Original Articles: Cardiovascular

Results of Mitral Valve Reconstruction in Children With Rheumatic Heart Disease

Arkalgud Sampath Kumar, MCh, Pantula Narasinga Rao, MS, Anita Saxena, DM

Department of Cardiothoracic and Vascular Surgery, Cardiothoracic Sciences Centre, All India Institute of Medical Sciences, New Delhi, India

Accepted for publication April 27, 1995.

Background. Between January 1988 and November 1994, we developed techniques of reconstructing diseased mitral valves in patients with rheumatic heart disease. Four hundred thirteen patients underwent mitral valve repair using these techniques. Of these, 125 children and adolescents less than 15 years of age form the study group.

Methods. The mean age was 8.9 ± 4.3 years (range, 5 to 15 years). One hundred seventeen patients (93.6%) had rheumatic heart disease. There were 72 boys (57.6%) and 53 girls (42.4%).
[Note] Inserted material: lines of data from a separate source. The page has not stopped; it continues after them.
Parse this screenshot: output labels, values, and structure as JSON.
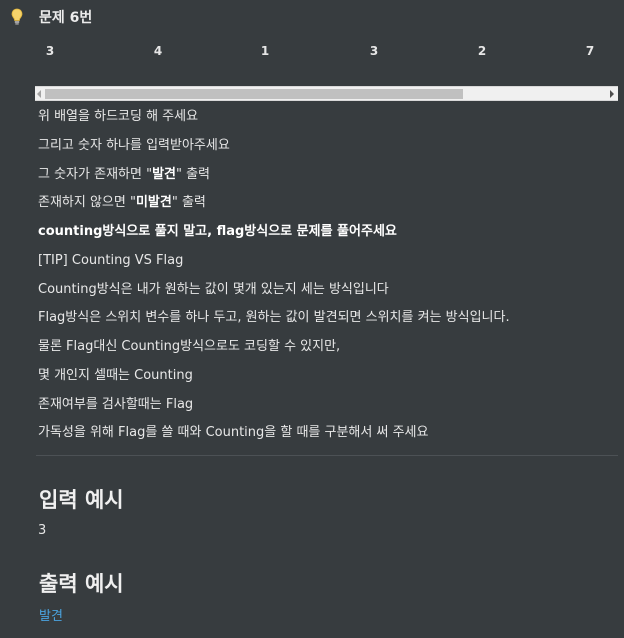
{
  "callout": {
    "icon": "lightbulb-icon",
    "title": "문제 6번"
  },
  "array_row": [
    "3",
    "4",
    "1",
    "3",
    "2",
    "7"
  ],
  "lines": [
    {
      "parts": [
        {
          "t": "위 배열을 하드코딩 해 주세요",
          "b": false
        }
      ]
    },
    {
      "parts": [
        {
          "t": "그리고 숫자 하나를 입력받아주세요",
          "b": false
        }
      ]
    },
    {
      "parts": [
        {
          "t": "그 숫자가 존재하면 \"",
          "b": false
        },
        {
          "t": "발견",
          "b": true
        },
        {
          "t": "\" 출력",
          "b": false
        }
      ]
    },
    {
      "parts": [
        {
          "t": "존재하지 않으면 \"",
          "b": false
        },
        {
          "t": "미발견",
          "b": true
        },
        {
          "t": "\" 출력",
          "b": false
        }
      ]
    },
    {
      "parts": [
        {
          "t": "counting방식으로 풀지 말고, flag방식으로 문제를 풀어주세요",
          "b": true
        }
      ]
    },
    {
      "parts": [
        {
          "t": "[TIP] Counting VS Flag",
          "b": false
        }
      ]
    },
    {
      "parts": [
        {
          "t": "Counting방식은 내가 원하는 값이 몇개 있는지 세는 방식입니다",
          "b": false
        }
      ]
    },
    {
      "parts": [
        {
          "t": "Flag방식은 스위치 변수를 하나 두고, 원하는 값이 발견되면 스위치를 켜는 방식입니다.",
          "b": false
        }
      ]
    },
    {
      "parts": [
        {
          "t": "물론 Flag대신 Counting방식으로도 코딩할 수 있지만,",
          "b": false
        }
      ]
    },
    {
      "parts": [
        {
          "t": "몇 개인지 셀때는 Counting",
          "b": false
        }
      ]
    },
    {
      "parts": [
        {
          "t": "존재여부를 검사할때는 Flag",
          "b": false
        }
      ]
    },
    {
      "parts": [
        {
          "t": "가독성을 위해 Flag를 쓸 때와 Counting을 할 때를 구분해서 써 주세요",
          "b": false
        }
      ]
    }
  ],
  "input_example": {
    "heading": "입력 예시",
    "value": "3"
  },
  "output_example": {
    "heading": "출력 예시",
    "value": "발견"
  },
  "colors": {
    "background": "#373c3f",
    "link": "#4aa3df"
  }
}
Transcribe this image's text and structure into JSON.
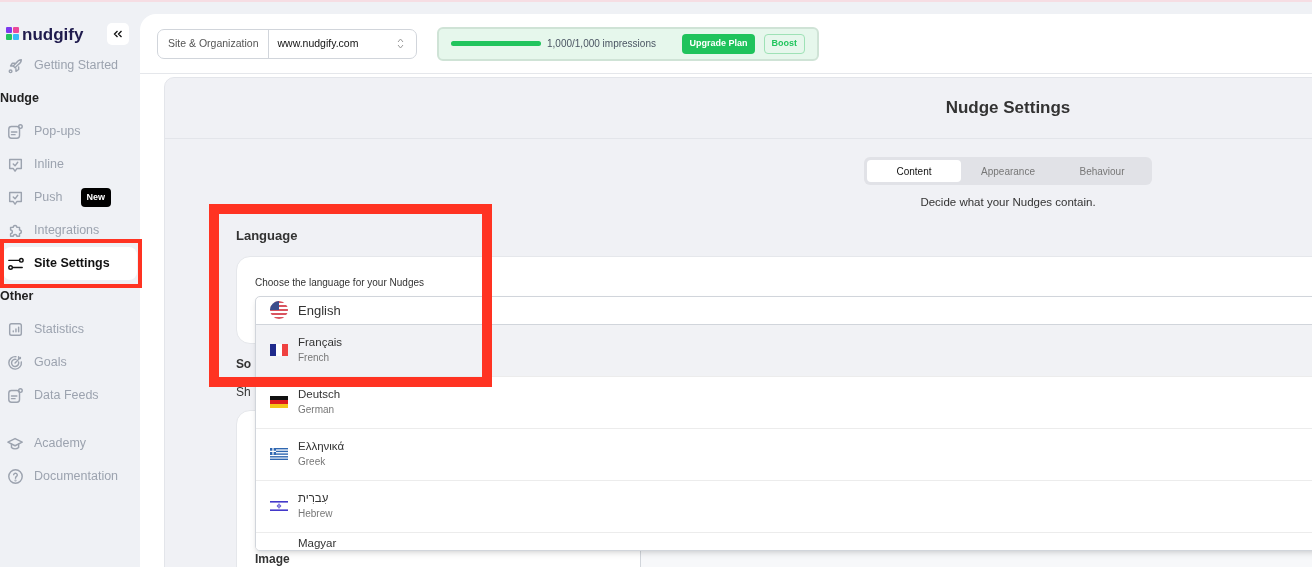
{
  "brand": {
    "name": "nudgify"
  },
  "sidebar": {
    "sections": [
      {
        "items": [
          {
            "label": "Getting Started",
            "selected": false
          }
        ]
      },
      {
        "title": "Nudge",
        "items": [
          {
            "label": "Pop-ups",
            "selected": false
          },
          {
            "label": "Inline",
            "selected": false
          },
          {
            "label": "Push",
            "selected": false,
            "badge": "New"
          },
          {
            "label": "Integrations",
            "selected": false
          },
          {
            "label": "Site Settings",
            "selected": true
          }
        ]
      },
      {
        "title": "Other",
        "items": [
          {
            "label": "Statistics",
            "selected": false
          },
          {
            "label": "Goals",
            "selected": false
          },
          {
            "label": "Data Feeds",
            "selected": false
          }
        ]
      },
      {
        "items": [
          {
            "label": "Academy",
            "selected": false
          },
          {
            "label": "Documentation",
            "selected": false
          }
        ]
      }
    ]
  },
  "header": {
    "site_selector": {
      "label": "Site & Organization",
      "value": "www.nudgify.com"
    },
    "usage": {
      "level": 1,
      "text": "1,000/1,000 impressions",
      "buttons": [
        {
          "kind": "primary",
          "label": "Upgrade Plan"
        },
        {
          "kind": "outline",
          "label": "Boost"
        }
      ]
    }
  },
  "settings": {
    "title": "Nudge Settings",
    "tabs": [
      {
        "label": "Content",
        "selected": true
      },
      {
        "label": "Appearance",
        "selected": false
      },
      {
        "label": "Behaviour",
        "selected": false
      }
    ],
    "description": "Decide what your Nudges contain.",
    "language": {
      "heading": "Language",
      "field_label": "Choose the language for your Nudges",
      "dropdown": {
        "value": "English",
        "options": [
          {
            "label": "Français",
            "sublabel": "French",
            "highlighted": true
          },
          {
            "label": "Deutsch",
            "sublabel": "German",
            "highlighted": false
          },
          {
            "label": "Ελληνικά",
            "sublabel": "Greek",
            "highlighted": false
          },
          {
            "label": "עִברִית",
            "sublabel": "Hebrew",
            "highlighted": false
          },
          {
            "label": "Magyar",
            "highlighted": false
          }
        ]
      }
    },
    "next_section": {
      "heading": "So",
      "text": "Sh",
      "image_label": "Image"
    }
  }
}
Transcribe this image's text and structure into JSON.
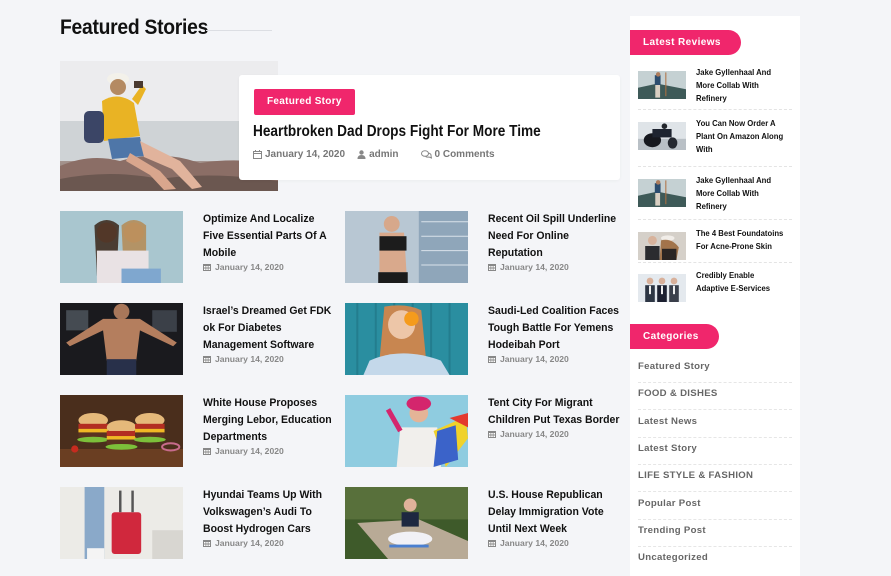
{
  "section": {
    "title": "Featured Stories"
  },
  "featured": {
    "badge": "Featured Story",
    "title": "Heartbroken Dad Drops Fight For More Time",
    "date": "January 14, 2020",
    "author": "admin",
    "comments": "0 Comments",
    "image": "woman-taking-photo-on-rocks"
  },
  "posts": [
    {
      "title": "Optimize And Localize Five Essential Parts Of A Mobile",
      "date": "January 14, 2020",
      "image": "two-girls-pointing-up"
    },
    {
      "title": "Recent Oil Spill Underline Need For Online Reputation",
      "date": "January 14, 2020",
      "image": "woman-checking-fitness-watch"
    },
    {
      "title": "Israel’s Dreamed Get FDK ok For Diabetes Management Software",
      "date": "January 14, 2020",
      "image": "man-working-out-gym"
    },
    {
      "title": "Saudi-Led Coalition Faces Tough Battle For Yemens Hodeibah Port",
      "date": "January 14, 2020",
      "image": "woman-with-orange-slice"
    },
    {
      "title": "White House Proposes Merging Lebor, Education Departments",
      "date": "January 14, 2020",
      "image": "burgers-on-board"
    },
    {
      "title": "Tent City For Migrant Children Put Texas Border",
      "date": "January 14, 2020",
      "image": "girl-with-shopping-bags"
    },
    {
      "title": "Hyundai Teams Up With Volkswagen’s Audi To Boost Hydrogen Cars",
      "date": "January 14, 2020",
      "image": "person-with-red-suitcase"
    },
    {
      "title": "U.S. House Republican Delay Immigration Vote Until Next Week",
      "date": "January 14, 2020",
      "image": "woman-meditating-on-path"
    }
  ],
  "sidebar": {
    "reviews_title": "Latest Reviews",
    "reviews": [
      {
        "title": "Jake Gyllenhaal And More Collab With Refinery",
        "image": "hiker-on-mountain"
      },
      {
        "title": "You Can Now Order A Plant On Amazon Along With",
        "image": "motorcycle-rider"
      },
      {
        "title": "Jake Gyllenhaal And More Collab With Refinery",
        "image": "hiker-on-mountain"
      },
      {
        "title": "The 4 Best Foundatoins For Acne-Prone Skin",
        "image": "couple-in-winter"
      },
      {
        "title": "Credibly Enable Adaptive E-Services",
        "image": "business-team"
      }
    ],
    "categories_title": "Categories",
    "categories": [
      "Featured Story",
      "FOOD & DISHES",
      "Latest News",
      "Latest Story",
      "LIFE STYLE & FASHION",
      "Popular Post",
      "Trending Post",
      "Uncategorized"
    ]
  },
  "colors": {
    "accent": "#f0266c",
    "background": "#f4f5f8",
    "text": "#111111",
    "meta": "#888888"
  }
}
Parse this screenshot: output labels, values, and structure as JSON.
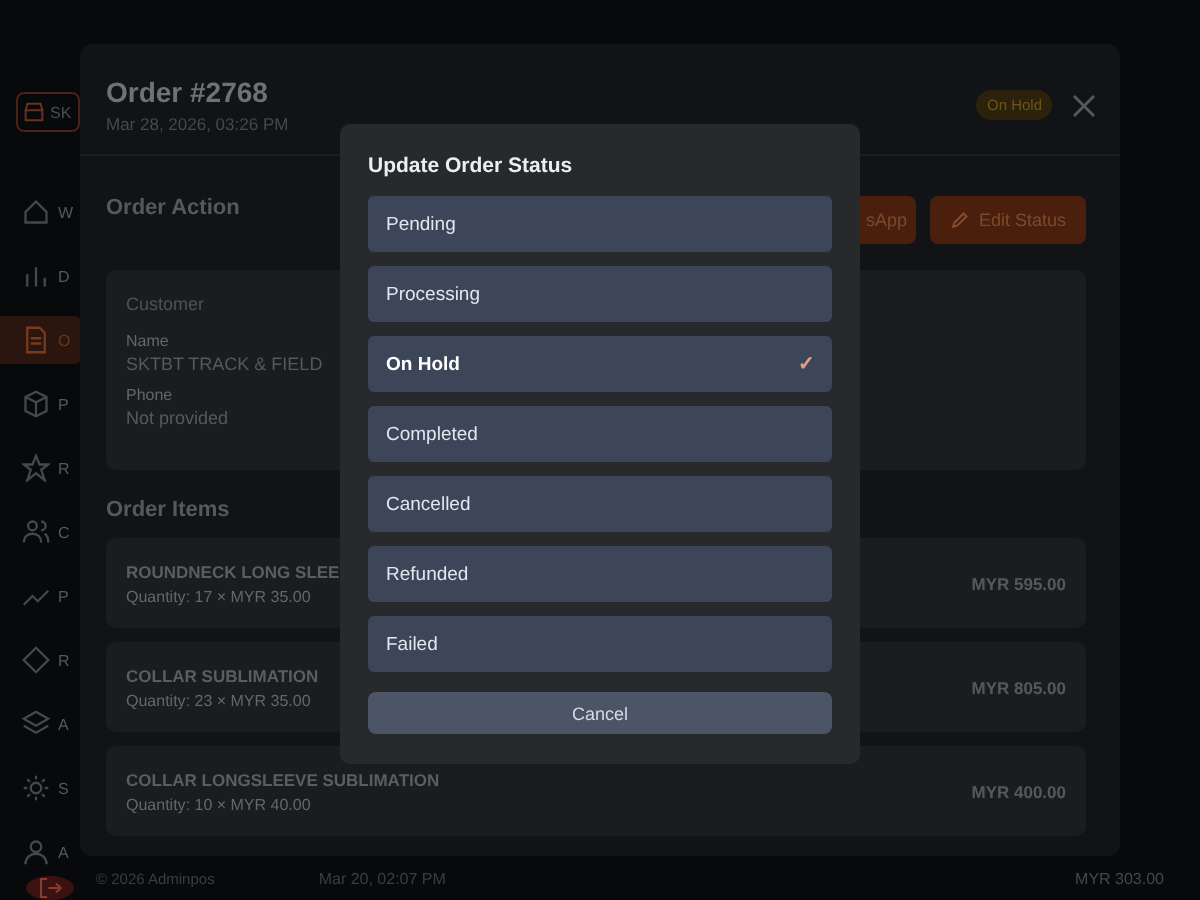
{
  "sidebar": {
    "top_button": "SK",
    "items": [
      {
        "kind": "home",
        "label": "W",
        "selected": false
      },
      {
        "kind": "chart",
        "label": "D",
        "selected": false
      },
      {
        "kind": "document",
        "label": "O",
        "selected": true
      },
      {
        "kind": "box",
        "label": "P",
        "selected": false
      },
      {
        "kind": "star",
        "label": "R",
        "selected": false
      },
      {
        "kind": "users",
        "label": "C",
        "selected": false
      },
      {
        "kind": "trend",
        "label": "P",
        "selected": false
      },
      {
        "kind": "diamond",
        "label": "R",
        "selected": false
      },
      {
        "kind": "layers",
        "label": "A",
        "selected": false
      },
      {
        "kind": "gear",
        "label": "S",
        "selected": false
      },
      {
        "kind": "user",
        "label": "A",
        "selected": false
      }
    ]
  },
  "order": {
    "title": "Order #2768",
    "date": "Mar 28, 2026, 03:26 PM",
    "status_badge": "On Hold",
    "action_title": "Order Action",
    "buttons": [
      {
        "kind": "whatsapp",
        "label": "sApp"
      },
      {
        "kind": "edit",
        "label": "Edit Status"
      }
    ],
    "customer": {
      "heading": "Customer",
      "name_label": "Name",
      "name": "SKTBT TRACK & FIELD",
      "phone_label": "Phone",
      "phone": "Not provided"
    },
    "items_title": "Order Items",
    "items": [
      {
        "name": "ROUNDNECK LONG SLEE",
        "detail": "Quantity: 17 × MYR 35.00",
        "total": "MYR 595.00"
      },
      {
        "name": "COLLAR SUBLIMATION",
        "detail": "Quantity: 23 × MYR 35.00",
        "total": "MYR 805.00"
      },
      {
        "name": "COLLAR LONGSLEEVE SUBLIMATION",
        "detail": "Quantity: 10 × MYR 40.00",
        "total": "MYR 400.00"
      }
    ]
  },
  "footer": {
    "copyright": "© 2026 Adminpos",
    "date": "Mar 20, 02:07 PM",
    "amount": "MYR 303.00"
  },
  "status_dialog": {
    "title": "Update Order Status",
    "options": [
      {
        "label": "Pending",
        "selected": false
      },
      {
        "label": "Processing",
        "selected": false
      },
      {
        "label": "On Hold",
        "selected": true
      },
      {
        "label": "Completed",
        "selected": false
      },
      {
        "label": "Cancelled",
        "selected": false
      },
      {
        "label": "Refunded",
        "selected": false
      },
      {
        "label": "Failed",
        "selected": false
      }
    ],
    "check": "✓",
    "cancel": "Cancel"
  }
}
All of these patients were symptomatic: New York Heart Association class III or IV. Mitral regurgitation alone was present in 49 patients (39.2%), and combined mitral stenosis and regurgitation were present in 76 patients (60.8%). Surgical techniques included commissurotomy (n = 70; 56%), annuloplasty (n = 122; 97.6%), chordal shortening (n = 46; 36.8%), cusp thinning (n = 27; 5.6%), and associated procedures for tricuspid valve disease (6 patients) and aortic valve disease (2 patients).

Results. The operative mortality rate was 4.8% (6 patients), and late deaths occurred in 1.6% (2 patients). Follow-up was 378.25 patient-years. In 15 patients, severe mitral regurgitation developed after a mean follow-up of 37.14 ± 20.47 months (seven reoperations). At 6 years, actuarial and event-free survival rates were 92.1% ± 3.19% and 75% ± 8.18%, respectively. One patient (0.15%/patient-year) had transient right hemiparesis. None had anticoagulation-related bleeding.

Conclusion. Mitral valve reconstruction in children and adolescents with rheumatic mitral regurgitation provides satisfactory early results. Progression of disease is the most important risk factor for reoperation. The technique described provided stable repair in the majority of patients.